As cybercriminals become more creative in how they retrieve confidential data such as phone numbers, addresses, and emails, however, users themselves also play an important role in fortifying the supply chain even further. Daniel shared some tips for consumers to protect their data:
Start smart: Use strong passwords and don’t use the same password for multiple logins. Password managers like 1Password and LastPass make it possible to easily generate long, random passwords and store them for easy login from any device.
Double down: Two-factor authentication (2FA) is a must whenever and wherever possible. Banks, social media accounts, electronic health records and many other organisations now offer or require 2FA. If it’s available, consumers should use it.
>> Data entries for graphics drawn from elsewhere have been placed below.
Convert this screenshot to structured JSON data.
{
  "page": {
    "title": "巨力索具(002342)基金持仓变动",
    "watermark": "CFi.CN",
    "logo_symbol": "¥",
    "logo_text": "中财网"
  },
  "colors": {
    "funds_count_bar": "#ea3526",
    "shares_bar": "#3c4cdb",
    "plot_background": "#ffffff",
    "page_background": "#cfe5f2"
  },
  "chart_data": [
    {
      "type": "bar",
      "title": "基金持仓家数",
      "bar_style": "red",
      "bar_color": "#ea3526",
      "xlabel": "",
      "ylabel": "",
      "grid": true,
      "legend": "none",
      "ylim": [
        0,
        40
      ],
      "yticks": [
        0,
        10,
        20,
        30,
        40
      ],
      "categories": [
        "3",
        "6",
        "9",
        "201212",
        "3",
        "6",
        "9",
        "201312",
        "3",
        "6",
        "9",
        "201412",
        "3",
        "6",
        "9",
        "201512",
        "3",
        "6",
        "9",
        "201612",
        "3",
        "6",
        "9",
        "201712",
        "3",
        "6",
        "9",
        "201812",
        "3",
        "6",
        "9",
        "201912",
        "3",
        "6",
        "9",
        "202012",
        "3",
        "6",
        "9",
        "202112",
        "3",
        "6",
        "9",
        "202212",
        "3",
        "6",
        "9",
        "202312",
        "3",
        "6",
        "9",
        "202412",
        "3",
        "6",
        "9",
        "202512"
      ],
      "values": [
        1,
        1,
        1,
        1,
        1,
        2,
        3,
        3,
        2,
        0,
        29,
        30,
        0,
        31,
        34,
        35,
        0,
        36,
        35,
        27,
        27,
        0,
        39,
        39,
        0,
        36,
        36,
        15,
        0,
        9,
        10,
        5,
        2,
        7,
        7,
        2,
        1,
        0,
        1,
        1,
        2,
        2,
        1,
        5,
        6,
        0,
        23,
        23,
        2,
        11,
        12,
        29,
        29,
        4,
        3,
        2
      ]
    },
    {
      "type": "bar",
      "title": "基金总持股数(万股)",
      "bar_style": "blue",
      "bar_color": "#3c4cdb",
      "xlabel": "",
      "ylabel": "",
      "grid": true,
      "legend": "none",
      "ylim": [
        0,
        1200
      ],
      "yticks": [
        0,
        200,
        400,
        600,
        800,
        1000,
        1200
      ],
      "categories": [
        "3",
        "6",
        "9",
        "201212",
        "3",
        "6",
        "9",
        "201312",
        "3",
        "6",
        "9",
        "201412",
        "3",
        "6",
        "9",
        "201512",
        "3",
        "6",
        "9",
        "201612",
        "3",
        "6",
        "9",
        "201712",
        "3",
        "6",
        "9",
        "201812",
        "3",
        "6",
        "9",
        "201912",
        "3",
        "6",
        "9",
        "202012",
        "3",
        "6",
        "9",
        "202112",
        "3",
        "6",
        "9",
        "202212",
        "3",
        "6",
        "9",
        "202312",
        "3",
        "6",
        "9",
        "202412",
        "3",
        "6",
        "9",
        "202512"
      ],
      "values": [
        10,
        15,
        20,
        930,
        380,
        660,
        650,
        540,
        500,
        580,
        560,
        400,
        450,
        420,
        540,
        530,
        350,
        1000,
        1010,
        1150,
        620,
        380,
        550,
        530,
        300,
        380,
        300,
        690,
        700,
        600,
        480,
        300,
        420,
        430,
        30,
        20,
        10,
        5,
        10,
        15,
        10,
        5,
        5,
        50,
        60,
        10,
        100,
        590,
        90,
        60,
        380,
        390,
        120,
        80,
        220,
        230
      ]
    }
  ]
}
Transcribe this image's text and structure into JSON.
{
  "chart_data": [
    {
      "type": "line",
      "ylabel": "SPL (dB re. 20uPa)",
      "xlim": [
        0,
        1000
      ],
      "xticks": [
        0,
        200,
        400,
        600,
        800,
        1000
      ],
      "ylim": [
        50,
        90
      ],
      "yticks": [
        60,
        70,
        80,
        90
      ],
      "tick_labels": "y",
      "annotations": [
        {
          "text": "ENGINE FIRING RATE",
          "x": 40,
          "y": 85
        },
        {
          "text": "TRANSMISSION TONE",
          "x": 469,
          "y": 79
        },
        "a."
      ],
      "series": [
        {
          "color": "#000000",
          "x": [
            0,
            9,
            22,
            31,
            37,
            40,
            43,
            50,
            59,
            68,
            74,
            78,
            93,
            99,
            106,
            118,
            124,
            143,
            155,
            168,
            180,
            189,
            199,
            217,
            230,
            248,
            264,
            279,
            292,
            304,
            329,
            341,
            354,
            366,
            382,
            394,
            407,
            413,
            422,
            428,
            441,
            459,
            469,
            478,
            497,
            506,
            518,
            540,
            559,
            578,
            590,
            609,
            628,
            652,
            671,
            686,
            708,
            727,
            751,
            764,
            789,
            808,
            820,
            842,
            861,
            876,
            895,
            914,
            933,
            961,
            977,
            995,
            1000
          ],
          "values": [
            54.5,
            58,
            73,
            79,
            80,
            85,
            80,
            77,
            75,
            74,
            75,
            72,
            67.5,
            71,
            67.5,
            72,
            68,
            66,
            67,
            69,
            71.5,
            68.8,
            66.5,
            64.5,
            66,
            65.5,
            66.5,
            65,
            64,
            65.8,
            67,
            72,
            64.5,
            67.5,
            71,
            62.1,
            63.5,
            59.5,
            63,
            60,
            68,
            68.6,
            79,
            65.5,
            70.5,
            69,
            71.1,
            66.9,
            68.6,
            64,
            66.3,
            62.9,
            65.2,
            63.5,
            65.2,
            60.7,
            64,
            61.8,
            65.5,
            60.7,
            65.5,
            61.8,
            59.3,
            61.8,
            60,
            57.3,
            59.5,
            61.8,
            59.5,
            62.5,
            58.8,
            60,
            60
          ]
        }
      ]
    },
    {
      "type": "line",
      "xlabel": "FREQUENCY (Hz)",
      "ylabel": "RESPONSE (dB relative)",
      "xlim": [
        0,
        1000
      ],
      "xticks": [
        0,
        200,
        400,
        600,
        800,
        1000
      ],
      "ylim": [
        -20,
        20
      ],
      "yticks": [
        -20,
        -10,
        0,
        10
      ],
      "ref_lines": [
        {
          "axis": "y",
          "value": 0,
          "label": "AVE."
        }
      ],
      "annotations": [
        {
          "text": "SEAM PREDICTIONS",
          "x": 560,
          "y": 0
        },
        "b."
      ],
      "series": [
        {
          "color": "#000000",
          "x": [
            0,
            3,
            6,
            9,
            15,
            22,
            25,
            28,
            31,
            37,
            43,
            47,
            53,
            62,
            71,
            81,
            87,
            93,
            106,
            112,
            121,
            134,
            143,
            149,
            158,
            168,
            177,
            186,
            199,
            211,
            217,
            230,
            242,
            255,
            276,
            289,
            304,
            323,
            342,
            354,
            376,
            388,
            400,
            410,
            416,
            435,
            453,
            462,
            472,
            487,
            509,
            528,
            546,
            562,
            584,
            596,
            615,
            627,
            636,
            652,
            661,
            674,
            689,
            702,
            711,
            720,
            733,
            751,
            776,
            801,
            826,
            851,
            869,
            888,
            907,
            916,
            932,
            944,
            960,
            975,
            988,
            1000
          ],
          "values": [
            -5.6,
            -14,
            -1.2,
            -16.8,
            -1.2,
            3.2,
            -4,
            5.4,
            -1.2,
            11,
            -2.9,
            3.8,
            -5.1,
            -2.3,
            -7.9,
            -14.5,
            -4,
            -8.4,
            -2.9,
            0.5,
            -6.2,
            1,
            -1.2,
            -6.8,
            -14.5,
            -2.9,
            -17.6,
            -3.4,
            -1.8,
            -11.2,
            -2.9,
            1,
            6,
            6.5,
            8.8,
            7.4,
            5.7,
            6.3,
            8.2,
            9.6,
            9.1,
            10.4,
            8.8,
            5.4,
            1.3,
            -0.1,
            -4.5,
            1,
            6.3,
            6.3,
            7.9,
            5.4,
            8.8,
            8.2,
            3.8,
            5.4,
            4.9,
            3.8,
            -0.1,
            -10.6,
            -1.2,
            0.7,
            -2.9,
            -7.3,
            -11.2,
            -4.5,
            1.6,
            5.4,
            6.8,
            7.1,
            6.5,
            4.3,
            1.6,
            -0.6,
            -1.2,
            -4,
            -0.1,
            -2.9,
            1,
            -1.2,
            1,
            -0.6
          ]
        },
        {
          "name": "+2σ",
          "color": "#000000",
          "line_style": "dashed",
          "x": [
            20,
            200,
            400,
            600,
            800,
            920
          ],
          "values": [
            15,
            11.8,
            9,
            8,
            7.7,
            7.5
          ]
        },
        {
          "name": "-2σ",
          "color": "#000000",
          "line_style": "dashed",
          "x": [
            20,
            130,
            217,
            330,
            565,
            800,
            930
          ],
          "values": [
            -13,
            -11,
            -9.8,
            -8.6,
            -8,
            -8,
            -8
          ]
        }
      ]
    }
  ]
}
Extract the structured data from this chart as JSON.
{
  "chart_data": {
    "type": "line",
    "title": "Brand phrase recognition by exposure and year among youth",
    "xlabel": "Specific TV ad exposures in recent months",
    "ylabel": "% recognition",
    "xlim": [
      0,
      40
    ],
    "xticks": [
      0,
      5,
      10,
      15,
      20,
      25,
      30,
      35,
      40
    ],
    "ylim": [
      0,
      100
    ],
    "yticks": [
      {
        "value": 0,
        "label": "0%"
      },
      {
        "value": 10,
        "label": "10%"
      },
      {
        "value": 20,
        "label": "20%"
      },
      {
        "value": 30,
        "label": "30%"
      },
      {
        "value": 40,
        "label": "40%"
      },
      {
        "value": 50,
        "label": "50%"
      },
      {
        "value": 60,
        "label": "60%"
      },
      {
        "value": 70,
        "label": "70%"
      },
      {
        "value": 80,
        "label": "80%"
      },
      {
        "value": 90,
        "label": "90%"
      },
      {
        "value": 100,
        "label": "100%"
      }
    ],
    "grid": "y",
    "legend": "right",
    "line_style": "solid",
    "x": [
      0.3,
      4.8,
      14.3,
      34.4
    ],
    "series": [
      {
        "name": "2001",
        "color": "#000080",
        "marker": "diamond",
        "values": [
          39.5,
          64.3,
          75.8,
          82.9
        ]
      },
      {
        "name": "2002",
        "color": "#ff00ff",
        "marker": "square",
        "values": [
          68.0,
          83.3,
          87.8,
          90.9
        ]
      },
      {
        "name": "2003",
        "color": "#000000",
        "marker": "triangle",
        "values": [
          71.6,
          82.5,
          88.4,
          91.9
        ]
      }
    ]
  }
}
Be selective: Make sure the organisations with which you’re doing business are smart on security. Any website that doesn’t use HTTPS for credential authentication is basically giving your information away to the internet for free. That is why Google Chrome and other browsers now often warn consumers when they’re about to visit a site without encryption. Heed those warnings, folks!
Be sceptical: Over four per cent of phishing scams, whether through email or increasingly text, are successful. If something seems off –– the send address looks wrong, or it’s asking you to click a link to change your password or update your credit card information, DON’T. Those links often go to spoofed sites designed to steal your credentials. Always, always visit the website directly to make updates. If you’re told to call a number, go look up the number from the bank or institution and call that number.
All in all, businesses should work with their stakeholders, be it, consumers, investors, or employees, to protect confidential data with suitable measures. By implementing the right strategy to support each stakeholder on how they can better protect their data, Daniel believes that businesses can shift their focus to creating a better customer experience during difficult times.